Formation Conditions and Sedimentary Model of Over-Flooding Lake Deltas within Continental Lake Basins： An Example from the Paleogene in the Jiyang Subbasin, Bohai Bay Basin

A large quantity of drilling core, paleontology, geochemistry and geophysics data revealed several features of the Jiyang subbasin during the deposition of the Ek1-Es4x members: (1) the paleotopography of the gentle slope belt had an extremely low gradient; (2) the paleoclimate frequently alternated between dry and wet periods in a generally arid setting; (3) there was strong weathering around the periphery of the basin; (4) the lake was very shallow; (5) the lake level frequently rose and fell; and (6) the sedimentary environment of the gentle slope belt was an over-flooding lake.
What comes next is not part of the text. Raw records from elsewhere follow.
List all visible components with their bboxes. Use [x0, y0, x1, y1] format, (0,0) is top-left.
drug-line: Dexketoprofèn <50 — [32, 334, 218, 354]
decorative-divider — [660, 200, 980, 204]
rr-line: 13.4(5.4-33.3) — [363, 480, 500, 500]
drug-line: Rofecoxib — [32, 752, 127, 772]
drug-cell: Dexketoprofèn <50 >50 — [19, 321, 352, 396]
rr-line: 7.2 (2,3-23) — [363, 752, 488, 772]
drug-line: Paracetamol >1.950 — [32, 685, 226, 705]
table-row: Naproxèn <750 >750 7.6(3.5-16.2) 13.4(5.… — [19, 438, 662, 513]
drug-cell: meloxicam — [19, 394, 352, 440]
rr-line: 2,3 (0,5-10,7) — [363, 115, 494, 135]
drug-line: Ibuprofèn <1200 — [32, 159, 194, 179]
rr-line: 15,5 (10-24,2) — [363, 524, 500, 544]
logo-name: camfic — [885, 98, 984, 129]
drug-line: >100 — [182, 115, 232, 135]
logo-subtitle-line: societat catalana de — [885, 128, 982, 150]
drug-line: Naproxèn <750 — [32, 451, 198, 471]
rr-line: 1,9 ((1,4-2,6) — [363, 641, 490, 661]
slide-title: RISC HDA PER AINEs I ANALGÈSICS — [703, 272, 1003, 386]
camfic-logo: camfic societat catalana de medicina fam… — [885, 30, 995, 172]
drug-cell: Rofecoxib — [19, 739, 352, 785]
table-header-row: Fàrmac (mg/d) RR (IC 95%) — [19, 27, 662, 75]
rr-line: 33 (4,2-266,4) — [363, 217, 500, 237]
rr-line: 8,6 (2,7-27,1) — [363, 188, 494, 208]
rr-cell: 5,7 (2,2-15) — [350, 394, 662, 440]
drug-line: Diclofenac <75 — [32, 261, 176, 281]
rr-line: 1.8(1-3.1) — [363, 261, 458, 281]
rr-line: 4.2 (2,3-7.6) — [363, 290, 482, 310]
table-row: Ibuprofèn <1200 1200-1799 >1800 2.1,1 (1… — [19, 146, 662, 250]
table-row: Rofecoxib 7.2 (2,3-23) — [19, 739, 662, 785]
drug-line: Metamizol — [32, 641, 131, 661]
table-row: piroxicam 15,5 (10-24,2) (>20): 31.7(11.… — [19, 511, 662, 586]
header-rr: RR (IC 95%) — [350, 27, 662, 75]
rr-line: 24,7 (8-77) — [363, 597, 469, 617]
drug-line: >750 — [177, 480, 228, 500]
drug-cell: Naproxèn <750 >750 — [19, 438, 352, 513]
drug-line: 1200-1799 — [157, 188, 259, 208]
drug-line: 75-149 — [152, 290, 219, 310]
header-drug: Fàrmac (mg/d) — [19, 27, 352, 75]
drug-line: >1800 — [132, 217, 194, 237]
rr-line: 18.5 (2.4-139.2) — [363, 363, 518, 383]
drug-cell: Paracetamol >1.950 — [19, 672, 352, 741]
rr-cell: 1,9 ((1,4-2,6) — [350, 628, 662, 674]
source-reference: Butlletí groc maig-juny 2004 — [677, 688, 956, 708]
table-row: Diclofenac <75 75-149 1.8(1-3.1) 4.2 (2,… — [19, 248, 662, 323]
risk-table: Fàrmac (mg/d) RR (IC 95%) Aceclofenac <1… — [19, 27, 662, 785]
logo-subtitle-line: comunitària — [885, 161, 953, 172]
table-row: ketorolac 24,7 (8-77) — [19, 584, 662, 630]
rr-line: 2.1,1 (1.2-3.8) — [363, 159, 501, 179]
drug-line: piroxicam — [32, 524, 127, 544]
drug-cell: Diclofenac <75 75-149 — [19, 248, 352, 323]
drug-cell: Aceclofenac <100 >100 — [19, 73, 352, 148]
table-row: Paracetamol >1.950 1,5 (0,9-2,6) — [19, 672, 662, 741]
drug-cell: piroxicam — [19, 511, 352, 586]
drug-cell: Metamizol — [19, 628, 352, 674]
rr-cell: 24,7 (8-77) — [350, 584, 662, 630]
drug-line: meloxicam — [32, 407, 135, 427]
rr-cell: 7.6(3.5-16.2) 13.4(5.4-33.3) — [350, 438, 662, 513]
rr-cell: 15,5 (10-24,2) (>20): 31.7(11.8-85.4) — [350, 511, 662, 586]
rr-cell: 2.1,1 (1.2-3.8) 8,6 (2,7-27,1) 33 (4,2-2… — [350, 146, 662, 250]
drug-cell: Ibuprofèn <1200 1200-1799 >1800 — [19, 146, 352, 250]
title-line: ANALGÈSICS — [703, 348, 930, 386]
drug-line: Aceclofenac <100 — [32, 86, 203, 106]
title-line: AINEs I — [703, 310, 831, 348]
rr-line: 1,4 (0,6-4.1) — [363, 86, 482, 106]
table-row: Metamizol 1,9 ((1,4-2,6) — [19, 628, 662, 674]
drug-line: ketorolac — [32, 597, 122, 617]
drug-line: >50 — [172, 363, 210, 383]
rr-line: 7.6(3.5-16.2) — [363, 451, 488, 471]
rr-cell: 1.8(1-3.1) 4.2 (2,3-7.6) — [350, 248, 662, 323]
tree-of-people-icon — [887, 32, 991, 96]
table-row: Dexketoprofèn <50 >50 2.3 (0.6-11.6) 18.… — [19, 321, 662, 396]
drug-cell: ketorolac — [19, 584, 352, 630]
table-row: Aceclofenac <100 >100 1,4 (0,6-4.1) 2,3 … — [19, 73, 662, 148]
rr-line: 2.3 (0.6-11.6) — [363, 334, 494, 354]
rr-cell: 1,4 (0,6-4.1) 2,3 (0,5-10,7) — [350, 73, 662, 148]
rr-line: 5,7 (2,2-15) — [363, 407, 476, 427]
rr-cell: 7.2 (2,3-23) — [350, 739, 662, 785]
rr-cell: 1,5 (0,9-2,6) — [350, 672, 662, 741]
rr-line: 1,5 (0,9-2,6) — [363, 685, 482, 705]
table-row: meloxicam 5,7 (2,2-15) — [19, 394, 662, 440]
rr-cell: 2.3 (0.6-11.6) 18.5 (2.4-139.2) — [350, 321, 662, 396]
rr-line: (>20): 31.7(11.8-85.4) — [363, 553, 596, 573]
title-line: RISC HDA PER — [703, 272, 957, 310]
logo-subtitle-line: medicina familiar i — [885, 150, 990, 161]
All of these factors provided favorable geological conditions for the development of an over-flooding lake delta. The lithologies of the continental over-flooding lake delta deposits are complex and diverse. The compositional maturity is moderate to low, and the grain size distribution curves and sedimentary structures indicate the presence of both gravity and traction currents. The sedimentary microfacies associations consist of a combination of ordered superposition of flood channels, distributary channels and sheet sands. The delta exhibits a weak foreset seismic reflection. The over-flooding lake delta deposits are laterally extensive. The sandstone content is high, and the individual sandstone beds are thin. The flood channel and distributary channel deposits exhibit evidence of bifurcation and lateral migration. The distribution of the sandbodies and the oxidation color of the mudstones provide evidence of cyclic deposition. The paleoclimate was the dominant factor controlling the development of the over-flooding lake delta. Due to the frequently alternating wet and dry paleoclimates, the over-flooding lake delta is characterized by the development of a broad upper plain and a lower delta plain. The upper delta plain is characterized by flood channel deposits, whereas the lower delta plain is represented by distributary channel deposits. The transition zone is characterized by the interaction of flood channels and distributary channels. Due to fault activity, the sandbodies of the over-flooding lake delta were juxtaposed against hydrocarbon source rocks, which was favorable for the development of lithologic reservoirs or structural-lithologic reservoirs. The lower delta plain deposits comprise the most favorable reservoirs.